Recombination plasticity in response to temperature variation in reptiles.

The survival of species depends on their ability to adapt to environmental changes. While organisms are known to activate common transcriptional pathways in response to temperature variations, the impact of temperature on recombination, a key source of genetic variability, remains largely unexplored.
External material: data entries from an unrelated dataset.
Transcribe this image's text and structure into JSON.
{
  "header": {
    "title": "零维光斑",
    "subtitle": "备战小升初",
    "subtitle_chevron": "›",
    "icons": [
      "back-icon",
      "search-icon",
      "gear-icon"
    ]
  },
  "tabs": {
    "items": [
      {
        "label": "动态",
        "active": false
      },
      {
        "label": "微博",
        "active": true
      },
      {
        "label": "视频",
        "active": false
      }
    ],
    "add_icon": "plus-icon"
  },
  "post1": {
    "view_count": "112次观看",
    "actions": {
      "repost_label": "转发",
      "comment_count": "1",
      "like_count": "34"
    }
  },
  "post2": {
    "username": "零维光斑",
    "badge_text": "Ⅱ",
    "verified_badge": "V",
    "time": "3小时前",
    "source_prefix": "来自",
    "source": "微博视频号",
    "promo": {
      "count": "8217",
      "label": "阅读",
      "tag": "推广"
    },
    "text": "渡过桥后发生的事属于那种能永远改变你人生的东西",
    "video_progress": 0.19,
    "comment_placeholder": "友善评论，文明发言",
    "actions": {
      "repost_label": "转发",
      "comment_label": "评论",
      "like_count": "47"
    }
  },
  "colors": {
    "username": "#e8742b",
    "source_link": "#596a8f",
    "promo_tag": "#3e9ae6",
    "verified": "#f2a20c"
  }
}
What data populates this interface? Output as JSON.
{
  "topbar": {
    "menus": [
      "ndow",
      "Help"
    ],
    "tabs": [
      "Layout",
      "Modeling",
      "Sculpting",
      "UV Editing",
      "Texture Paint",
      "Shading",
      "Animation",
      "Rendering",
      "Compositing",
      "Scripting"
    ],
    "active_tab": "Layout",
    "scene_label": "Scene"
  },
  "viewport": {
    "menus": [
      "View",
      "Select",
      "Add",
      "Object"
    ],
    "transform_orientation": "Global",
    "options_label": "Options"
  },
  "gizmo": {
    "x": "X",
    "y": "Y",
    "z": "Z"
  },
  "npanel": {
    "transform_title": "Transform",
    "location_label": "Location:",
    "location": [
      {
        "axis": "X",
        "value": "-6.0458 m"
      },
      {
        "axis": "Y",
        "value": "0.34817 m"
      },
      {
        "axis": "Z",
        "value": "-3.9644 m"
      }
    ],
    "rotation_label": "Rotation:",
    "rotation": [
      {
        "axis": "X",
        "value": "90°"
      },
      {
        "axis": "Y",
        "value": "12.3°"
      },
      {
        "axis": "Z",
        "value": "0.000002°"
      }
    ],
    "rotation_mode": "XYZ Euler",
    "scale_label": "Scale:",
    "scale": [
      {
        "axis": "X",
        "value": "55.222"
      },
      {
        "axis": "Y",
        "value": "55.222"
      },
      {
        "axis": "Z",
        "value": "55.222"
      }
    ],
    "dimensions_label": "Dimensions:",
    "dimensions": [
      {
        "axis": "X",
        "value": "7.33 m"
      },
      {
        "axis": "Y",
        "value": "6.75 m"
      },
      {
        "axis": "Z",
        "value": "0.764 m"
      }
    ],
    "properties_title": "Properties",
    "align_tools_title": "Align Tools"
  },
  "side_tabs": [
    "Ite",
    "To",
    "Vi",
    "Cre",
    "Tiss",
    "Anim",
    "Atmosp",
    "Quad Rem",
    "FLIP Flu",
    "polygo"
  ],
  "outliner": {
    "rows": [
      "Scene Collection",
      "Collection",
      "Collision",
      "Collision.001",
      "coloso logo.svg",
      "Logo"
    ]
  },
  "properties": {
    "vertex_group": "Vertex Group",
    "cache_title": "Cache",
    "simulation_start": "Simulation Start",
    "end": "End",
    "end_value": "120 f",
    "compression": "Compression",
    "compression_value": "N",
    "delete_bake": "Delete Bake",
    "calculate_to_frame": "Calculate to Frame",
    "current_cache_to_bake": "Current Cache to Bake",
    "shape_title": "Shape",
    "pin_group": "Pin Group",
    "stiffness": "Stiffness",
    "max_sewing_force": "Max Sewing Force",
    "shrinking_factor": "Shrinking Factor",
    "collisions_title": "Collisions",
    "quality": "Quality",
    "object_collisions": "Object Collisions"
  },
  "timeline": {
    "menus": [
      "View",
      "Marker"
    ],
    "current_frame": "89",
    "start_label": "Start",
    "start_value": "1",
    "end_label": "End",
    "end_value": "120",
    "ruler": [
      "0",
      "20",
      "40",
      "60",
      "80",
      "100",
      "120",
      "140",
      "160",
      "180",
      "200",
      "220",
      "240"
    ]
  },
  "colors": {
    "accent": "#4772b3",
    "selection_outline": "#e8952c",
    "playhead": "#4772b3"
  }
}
Previous studies in model species have shown that the frequency of recombination during meiotic prophase I can be influenced by extreme temperatures. Yet, it remains unclear whether this effect is also conserved in non-model vertebrates. In this study, we investigated the effect of temperature on recombination in the Guibé's ground gecko (Paroedura guibeae), an ectotherm species. We analyzed the formation of double-strand breaks (DSBs) and crossovers (COs) by immunolocalizing the meiotic proteins involved in these processes. Furthermore, we determined the frequency and chromosomal location of COs and the levels of CO interference (COI). Our findings show the presence of hyper-COs spermatocytes in individuals exposed to both high and low temperatures. Notably, this significant increase in COs was associated with a decrease in chromosome axis lengths and elevated levels of meiotic DSBs in later stages of prophase I. In conclusion, our results provide new insights into the effects of environmental temperatures on meiotic recombination in ectothermic species, underscoring the intricate interplay between environmental factors and genetic processes.